Kathmandu: The construction cost of Kumaripati Square, a major commercial and residential complex being developed by some of Nepal’s biggest business houses, has been reduced following a redesign of the project.
The project is being undertaken through Urban Pentagon Company with an investment initially estimated at Rs 4.56 billion. However, the new plan has brought the cost down to Rs 4.36 billion after changes were made to the residential and commercial apartment model.
Initially, the project was to be built with a total investment of Rs 4.56 billion and a proposed built-up area of 222,322 square feet.
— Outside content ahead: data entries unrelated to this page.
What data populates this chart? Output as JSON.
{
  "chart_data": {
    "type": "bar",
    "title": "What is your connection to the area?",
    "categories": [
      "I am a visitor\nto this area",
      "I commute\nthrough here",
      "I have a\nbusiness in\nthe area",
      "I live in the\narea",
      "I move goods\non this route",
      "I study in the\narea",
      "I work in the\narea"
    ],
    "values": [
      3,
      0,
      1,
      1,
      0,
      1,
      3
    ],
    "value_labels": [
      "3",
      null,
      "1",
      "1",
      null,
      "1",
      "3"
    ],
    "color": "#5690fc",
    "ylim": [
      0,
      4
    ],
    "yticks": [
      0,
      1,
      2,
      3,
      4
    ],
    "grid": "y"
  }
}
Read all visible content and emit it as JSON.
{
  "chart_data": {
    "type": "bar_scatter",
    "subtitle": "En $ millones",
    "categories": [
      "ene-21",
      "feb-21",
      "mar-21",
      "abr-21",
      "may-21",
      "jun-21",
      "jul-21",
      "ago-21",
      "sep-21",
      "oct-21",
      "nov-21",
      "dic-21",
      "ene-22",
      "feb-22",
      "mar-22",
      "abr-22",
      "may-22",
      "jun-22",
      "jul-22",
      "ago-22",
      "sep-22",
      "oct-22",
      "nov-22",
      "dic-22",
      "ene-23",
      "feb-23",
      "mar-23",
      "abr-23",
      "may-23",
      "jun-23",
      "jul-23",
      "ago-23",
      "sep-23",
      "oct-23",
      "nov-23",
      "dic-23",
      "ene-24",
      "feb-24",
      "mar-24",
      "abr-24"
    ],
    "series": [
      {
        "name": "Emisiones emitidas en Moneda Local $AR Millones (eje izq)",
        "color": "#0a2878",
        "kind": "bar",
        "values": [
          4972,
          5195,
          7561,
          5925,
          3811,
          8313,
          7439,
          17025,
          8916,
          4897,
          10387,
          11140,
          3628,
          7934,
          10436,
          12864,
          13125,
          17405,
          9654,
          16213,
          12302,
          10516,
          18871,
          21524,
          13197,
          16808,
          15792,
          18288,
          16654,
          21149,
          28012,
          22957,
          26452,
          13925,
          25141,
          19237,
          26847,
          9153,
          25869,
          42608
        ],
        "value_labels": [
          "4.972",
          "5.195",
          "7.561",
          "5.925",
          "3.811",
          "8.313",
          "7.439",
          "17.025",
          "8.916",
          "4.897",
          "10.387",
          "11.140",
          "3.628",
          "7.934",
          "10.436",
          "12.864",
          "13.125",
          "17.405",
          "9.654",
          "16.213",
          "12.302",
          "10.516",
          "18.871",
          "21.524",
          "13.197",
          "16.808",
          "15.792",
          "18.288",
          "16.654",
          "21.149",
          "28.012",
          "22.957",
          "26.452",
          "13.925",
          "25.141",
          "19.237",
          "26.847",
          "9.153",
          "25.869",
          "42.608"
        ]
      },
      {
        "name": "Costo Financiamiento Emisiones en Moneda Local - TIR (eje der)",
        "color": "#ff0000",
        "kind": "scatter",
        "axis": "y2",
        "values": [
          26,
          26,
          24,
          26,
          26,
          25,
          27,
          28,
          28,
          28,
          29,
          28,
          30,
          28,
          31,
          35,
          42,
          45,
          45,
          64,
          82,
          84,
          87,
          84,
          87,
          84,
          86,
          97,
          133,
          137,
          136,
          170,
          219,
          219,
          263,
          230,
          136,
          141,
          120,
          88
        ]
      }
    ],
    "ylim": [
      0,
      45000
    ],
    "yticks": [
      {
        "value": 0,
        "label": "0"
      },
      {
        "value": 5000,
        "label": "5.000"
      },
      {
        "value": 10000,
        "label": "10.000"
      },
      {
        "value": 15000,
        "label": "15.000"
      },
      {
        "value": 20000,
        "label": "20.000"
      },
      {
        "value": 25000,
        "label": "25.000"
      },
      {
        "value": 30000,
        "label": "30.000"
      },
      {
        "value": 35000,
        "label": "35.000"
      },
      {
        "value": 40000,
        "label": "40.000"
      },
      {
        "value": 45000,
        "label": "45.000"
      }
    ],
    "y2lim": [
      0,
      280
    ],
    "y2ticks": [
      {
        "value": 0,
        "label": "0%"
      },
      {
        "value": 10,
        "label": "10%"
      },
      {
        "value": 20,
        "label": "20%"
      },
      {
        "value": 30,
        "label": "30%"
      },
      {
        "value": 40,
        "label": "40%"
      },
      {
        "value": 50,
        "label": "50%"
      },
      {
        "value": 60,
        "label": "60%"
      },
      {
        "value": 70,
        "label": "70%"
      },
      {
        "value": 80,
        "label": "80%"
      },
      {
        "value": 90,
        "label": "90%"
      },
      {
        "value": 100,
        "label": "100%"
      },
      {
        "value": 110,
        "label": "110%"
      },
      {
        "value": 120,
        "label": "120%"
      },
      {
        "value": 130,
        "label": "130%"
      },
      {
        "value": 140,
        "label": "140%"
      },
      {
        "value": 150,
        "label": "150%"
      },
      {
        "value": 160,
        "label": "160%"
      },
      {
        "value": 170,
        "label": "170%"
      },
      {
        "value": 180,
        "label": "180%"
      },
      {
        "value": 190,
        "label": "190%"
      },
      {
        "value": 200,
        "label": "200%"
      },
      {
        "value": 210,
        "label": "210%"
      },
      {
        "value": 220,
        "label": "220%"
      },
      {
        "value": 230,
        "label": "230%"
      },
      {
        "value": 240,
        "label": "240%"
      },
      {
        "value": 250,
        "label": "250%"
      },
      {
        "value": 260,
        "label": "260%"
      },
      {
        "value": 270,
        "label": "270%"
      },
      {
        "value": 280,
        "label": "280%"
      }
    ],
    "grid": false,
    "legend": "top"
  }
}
With the revised design, the construction area has been trimmed down to 219,580 square feet, thereby reducing the overall expenditure.
Kumaripati Square is being spearheaded by prominent figures in Nepal’s business community, including IME Group Chairman and Federation of Nepalese Chambers of Commerce and Industry (FNCCI) President Chandra Dhakal, IMS Group Chairman and Nepal Chamber of Commerce Senior Vice President Deepak Malhotra, Panchakanya Group Managing Director Pradeep Kumar Shrestha, Omraj Bhandari of Brihat Investments, chartered accountant Narayan Bajaj, and entrepreneur Gyanendra Lal Pradhan.
The ownership structure of the project includes a 35 percent stake by Kumari Holdings Pvt. Ltd., 15 percent by IME Developers, and another 15 percent by Deepak Malhotra.
Remaining stakes are held by other individual investors. Initially, the company was registered under Urban Pentagon Pvt. Ltd. with an investment commitment of Rs 1.71 billion.
Under the new plan, the company aims to complete the project by 2028. It has secured both long-term and short-term loan ratings amounting to Rs 1.55 billion to finance the construction of residential and commercial apartments. These units are expected to be sold once completed.
At first, the plan was to build a 97,695-square-foot commercial complex with 120 retail shops. This was later revised to a larger mixed-use model covering 222,322 square feet, combining both residential and commercial units.
In the latest revision, the company has slightly reduced the built-up area while maintaining its mixed-use nature.
Of the total space, 48 percent will be allocated for lease/rental use while 52 percent will be sold as residential apartments.
Land acquisition for the project has already been completed, and the company has confirmed that the project will now proceed under a newly revised model.
The investment structure has been distributed in a ratio of 67:30:3, reflecting the capital and loan distribution strategy.